Elle conclut ainsi son précieux témoignage – qui devrait être mis entre les mains de tous ceux qui doutent de l’effet thérapeutique de la psychanalyse dans l’abord de l’autisme : « La psychanalyse a été notre bonne étoile pour trouver notre chemin dans un univers sombre, sans repères, périlleux et nous permettre de gagner des contrées plus belles et plus apaisées[10]».
Gageons que le rendez-vous de ce soir contribuera, avec ce précieux ouvrage, à aider chacun, chacune à cerner les enjeux et la pertinence de l’abord psychanalytique de l’autisme !
[1]. Patrick Landman, Denys Ribas, Jacques Hochmann, Catherine et Alain Vanier, Marie Selin, Hélène Suarez-Labat, Didier Houzel, Jean-Claude Maleval, Tristan Garcia-Fons, Nora Markman, Chantal Lheureux-Davidse, Dominique Tourres-Landman, Pierre Delion, Bernard Golse, Jean-Michel Thurin.
[2]. Ce que les psychanalystes apportent aux personnes autistes, sous la direction de Patrick Landman et Denys Ribas, Édition Érès, quatrième de couverture.
[3]. Ibid., p. 307.
[4]. Cf.
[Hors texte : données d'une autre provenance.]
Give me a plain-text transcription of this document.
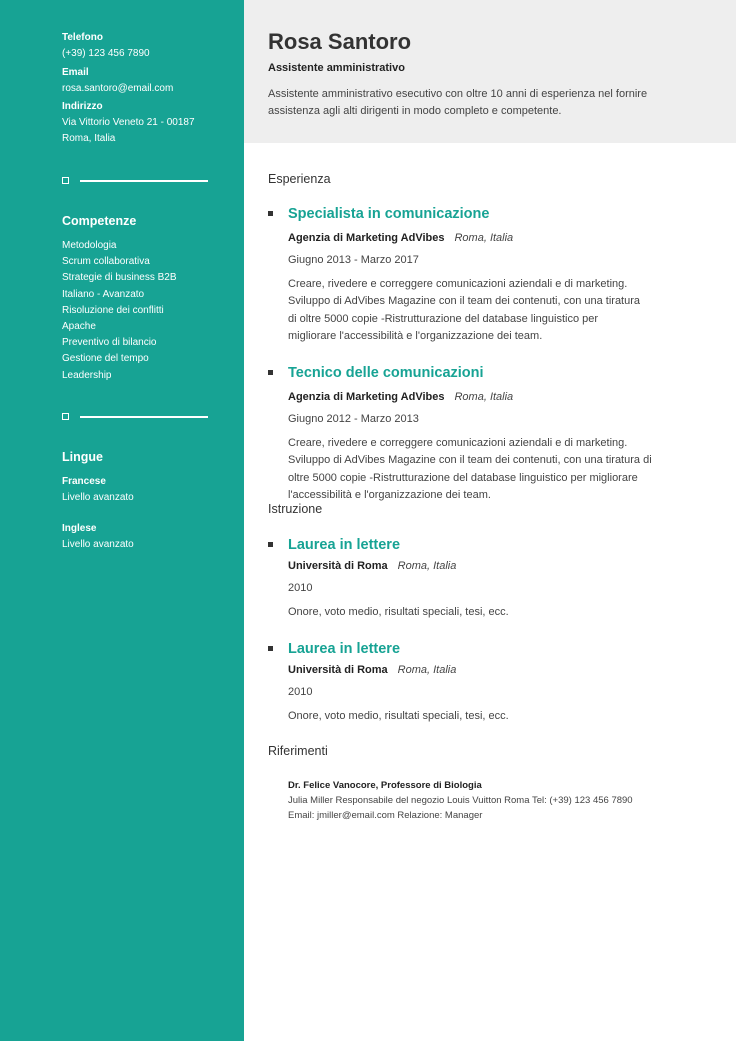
Telefono
(+39) 123 456 7890
Email
rosa.santoro@email.com
Indirizzo
Via Vittorio Veneto 21 - 00187
Roma, Italia
Competenze
Metodologia
Scrum collaborativa
Strategie di business B2B
Italiano - Avanzato
Risoluzione dei conflitti
Apache
Preventivo di bilancio
Gestione del tempo
Leadership
Lingue
Francese
Livello avanzato
Inglese
Livello avanzato
Rosa Santoro
Assistente amministrativo
Assistente amministrativo esecutivo con oltre 10 anni di esperienza nel fornire assistenza agli alti dirigenti in modo completo e competente.
Esperienza
Specialista in comunicazione
Agenzia di Marketing AdVibes Roma, Italia
Giugno 2013 - Marzo 2017
Creare, rivedere e correggere comunicazioni aziendali e di marketing.
Sviluppo di AdVibes Magazine con il team dei contenuti, con una tiratura
di oltre 5000 copie -Ristrutturazione del database linguistico per
migliorare l'accessibilità e l'organizzazione dei team.
Tecnico delle comunicazioni
Agenzia di Marketing AdVibes Roma, Italia
Giugno 2012 - Marzo 2013
Creare, rivedere e correggere comunicazioni aziendali e di marketing.
Sviluppo di AdVibes Magazine con il team dei contenuti, con una tiratura di
oltre 5000 copie -Ristrutturazione del database linguistico per migliorare
l'accessibilità e l'organizzazione dei team.
Istruzione
Laurea in lettere
Università di Roma Roma, Italia
2010
Onore, voto medio, risultati speciali, tesi, ecc.
Laurea in lettere
Università di Roma Roma, Italia
2010
Onore, voto medio, risultati speciali, tesi, ecc.
Riferimenti
Dr. Felice Vanocore, Professore di Biologia
Julia Miller Responsabile del negozio Louis Vuitton Roma Tel: (+39) 123 456 7890
Email: jmiller@email.com Relazione: Manager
Jean-Claude Maleval, « L’approche psychanalytique orientée par le bord autistique ».
[5]. Ibid., p. 125.
[6]. Ibid., p.229.
[7]. Ibid., p. 237.
[8]. Ibid.
[9]. Témoignages de Simon Marie, Mireille Battut, Françoise Rollux, Patrick Sadoun, Philippe Marie Reliquet.
[10]. Ce que les psychanalystes apportent aux personnes autistes, op. cit., p. 282.